Further complicating the problem is a relative lack of randomized clinical trials among highly recurrent patients with bipolar disorder. In contrast, very complex combinations of treatment are both available and well-studied among patients with metastatic malignancies. As a consequence, during the late stages of bipolar disorder, the patient and physician are essentially left to their own clinical experiences without high-quality evidence to guide decision making. This too would appear to have much to do with stigma. Some may view these illnesses as not serious enough to deserve the necessary funding even for what could be relatively inexpensive clinical trials that compare 2 active randomized treatments.
The situation and need for treatment guidance is especially critical in the United States compared with many European countries.
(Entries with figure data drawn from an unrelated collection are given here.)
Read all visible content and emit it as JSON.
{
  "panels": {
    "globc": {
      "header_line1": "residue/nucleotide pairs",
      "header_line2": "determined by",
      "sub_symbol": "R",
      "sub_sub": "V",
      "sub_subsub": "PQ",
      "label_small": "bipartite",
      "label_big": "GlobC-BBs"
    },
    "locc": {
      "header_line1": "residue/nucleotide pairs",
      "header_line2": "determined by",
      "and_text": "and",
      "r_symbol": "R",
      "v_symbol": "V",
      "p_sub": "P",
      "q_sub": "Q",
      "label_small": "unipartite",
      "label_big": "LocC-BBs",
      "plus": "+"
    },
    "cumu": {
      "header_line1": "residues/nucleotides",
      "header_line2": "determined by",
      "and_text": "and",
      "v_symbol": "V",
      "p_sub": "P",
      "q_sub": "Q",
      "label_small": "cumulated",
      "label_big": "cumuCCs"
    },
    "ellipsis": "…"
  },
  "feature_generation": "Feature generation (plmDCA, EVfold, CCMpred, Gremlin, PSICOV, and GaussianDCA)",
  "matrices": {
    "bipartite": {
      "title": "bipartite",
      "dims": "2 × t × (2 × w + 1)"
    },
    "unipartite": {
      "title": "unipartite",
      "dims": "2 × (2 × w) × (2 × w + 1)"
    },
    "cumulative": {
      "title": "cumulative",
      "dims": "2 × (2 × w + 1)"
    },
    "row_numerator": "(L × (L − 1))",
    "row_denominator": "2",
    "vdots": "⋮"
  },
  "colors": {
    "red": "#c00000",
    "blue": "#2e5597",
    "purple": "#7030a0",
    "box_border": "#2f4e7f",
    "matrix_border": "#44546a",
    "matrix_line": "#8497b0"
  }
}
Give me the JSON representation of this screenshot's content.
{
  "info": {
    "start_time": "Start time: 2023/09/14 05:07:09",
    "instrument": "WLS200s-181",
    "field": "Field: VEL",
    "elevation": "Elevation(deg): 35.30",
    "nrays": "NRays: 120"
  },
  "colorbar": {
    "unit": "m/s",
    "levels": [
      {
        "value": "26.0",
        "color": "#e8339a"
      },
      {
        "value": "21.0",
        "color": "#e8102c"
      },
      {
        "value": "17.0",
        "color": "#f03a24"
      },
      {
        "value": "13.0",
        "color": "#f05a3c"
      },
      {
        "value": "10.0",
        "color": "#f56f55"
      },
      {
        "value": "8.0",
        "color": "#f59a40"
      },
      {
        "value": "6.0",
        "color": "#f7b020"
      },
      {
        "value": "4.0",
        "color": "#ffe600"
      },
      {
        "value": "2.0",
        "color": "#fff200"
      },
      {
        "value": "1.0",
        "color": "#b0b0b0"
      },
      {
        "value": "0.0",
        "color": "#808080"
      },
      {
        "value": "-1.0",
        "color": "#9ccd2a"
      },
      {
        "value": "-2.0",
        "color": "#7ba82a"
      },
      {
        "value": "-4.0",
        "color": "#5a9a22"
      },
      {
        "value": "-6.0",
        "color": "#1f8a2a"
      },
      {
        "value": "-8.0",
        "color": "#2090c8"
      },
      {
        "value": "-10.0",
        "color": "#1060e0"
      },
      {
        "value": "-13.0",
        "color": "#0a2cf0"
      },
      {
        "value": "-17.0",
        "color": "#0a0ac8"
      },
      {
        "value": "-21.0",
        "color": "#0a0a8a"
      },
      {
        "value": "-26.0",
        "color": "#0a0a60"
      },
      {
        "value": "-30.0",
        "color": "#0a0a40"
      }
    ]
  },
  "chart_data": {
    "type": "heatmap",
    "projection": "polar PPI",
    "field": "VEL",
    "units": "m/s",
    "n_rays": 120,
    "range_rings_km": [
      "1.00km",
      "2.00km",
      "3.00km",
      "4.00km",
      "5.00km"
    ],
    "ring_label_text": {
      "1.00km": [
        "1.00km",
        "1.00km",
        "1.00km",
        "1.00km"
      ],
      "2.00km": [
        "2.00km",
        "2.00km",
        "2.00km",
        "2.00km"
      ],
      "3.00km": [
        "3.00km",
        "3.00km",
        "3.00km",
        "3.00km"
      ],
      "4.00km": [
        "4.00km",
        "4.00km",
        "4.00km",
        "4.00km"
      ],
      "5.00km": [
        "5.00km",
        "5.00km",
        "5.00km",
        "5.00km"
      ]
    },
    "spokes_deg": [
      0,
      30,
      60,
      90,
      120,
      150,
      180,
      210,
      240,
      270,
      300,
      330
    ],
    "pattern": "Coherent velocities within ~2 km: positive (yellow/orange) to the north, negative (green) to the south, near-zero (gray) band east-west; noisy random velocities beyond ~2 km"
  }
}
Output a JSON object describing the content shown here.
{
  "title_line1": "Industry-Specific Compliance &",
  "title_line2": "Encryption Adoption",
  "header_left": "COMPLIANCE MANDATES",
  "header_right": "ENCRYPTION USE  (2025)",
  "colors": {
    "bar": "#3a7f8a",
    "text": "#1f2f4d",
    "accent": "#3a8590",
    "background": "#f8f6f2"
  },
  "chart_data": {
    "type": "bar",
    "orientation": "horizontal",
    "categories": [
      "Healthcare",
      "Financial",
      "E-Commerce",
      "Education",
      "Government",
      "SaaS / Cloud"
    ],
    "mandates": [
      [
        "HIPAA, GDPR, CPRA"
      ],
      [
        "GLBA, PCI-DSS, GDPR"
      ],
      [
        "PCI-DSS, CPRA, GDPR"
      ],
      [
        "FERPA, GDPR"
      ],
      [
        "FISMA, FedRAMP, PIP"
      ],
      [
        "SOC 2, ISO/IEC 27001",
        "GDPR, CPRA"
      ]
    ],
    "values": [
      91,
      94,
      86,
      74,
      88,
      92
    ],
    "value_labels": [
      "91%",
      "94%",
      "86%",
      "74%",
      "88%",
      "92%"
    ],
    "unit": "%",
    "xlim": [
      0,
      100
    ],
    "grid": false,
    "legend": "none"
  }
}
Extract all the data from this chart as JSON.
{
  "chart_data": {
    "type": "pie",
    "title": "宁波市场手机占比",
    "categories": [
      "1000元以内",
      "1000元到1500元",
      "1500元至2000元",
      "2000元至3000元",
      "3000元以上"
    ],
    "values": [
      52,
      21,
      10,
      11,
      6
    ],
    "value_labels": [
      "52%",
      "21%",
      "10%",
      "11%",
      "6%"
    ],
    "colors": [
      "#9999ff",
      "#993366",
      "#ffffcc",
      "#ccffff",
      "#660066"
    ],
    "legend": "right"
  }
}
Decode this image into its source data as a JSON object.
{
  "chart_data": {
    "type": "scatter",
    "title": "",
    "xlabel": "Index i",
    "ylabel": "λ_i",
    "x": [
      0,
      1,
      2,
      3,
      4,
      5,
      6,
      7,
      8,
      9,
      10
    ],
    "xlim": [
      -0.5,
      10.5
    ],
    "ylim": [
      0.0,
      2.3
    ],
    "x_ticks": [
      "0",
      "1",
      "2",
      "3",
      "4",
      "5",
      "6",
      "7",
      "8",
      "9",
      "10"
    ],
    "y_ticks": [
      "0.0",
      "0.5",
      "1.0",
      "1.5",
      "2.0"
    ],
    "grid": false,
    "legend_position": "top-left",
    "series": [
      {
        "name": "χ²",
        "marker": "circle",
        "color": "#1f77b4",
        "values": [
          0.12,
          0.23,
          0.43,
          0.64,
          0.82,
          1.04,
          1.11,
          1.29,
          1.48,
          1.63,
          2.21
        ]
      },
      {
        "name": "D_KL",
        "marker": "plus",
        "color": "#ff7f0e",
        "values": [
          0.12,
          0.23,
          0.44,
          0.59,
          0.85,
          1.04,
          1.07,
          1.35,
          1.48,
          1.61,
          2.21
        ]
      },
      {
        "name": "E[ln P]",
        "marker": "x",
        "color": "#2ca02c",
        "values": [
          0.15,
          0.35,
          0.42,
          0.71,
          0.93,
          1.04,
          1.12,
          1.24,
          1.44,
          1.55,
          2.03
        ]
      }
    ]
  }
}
Compared with European patients, US patients with bipolar disorder have a more adverse course of illness, including more treatment refractoriness to prospective naturalistic treatment (administered according to the best judgment of physicians), more anxiety and substance abuse comorbidities, and more episodes and faster cycling between mania and depression. Two-thirds of US patients with bipolar disorder have childhood and adolescent onsets, and these are associated with a greater delay to first treatment compared with in Europe where only one-third of patients have childhood onset of bipolar disorder. Both early onset illness and treatment delay are independent risk factors for a poor outcome during adulthood. The excess of early onset and the associated adverse course of illness have been associated with both more genetic and familial vulnerability and more psychosocial adversity during childhood in the United States compared with the Netherlands and Germany.
Perhaps emphasizing to physicians, patients, and funders of research that the first episode of mania has to be handled with the same care as an initial malignant lesion to prevent illness progression and transformation to a more treatment refractory illness will better highlight and help reverse the potentially catastrophic consequences of inadequate treatment of patients with bipolar disorder.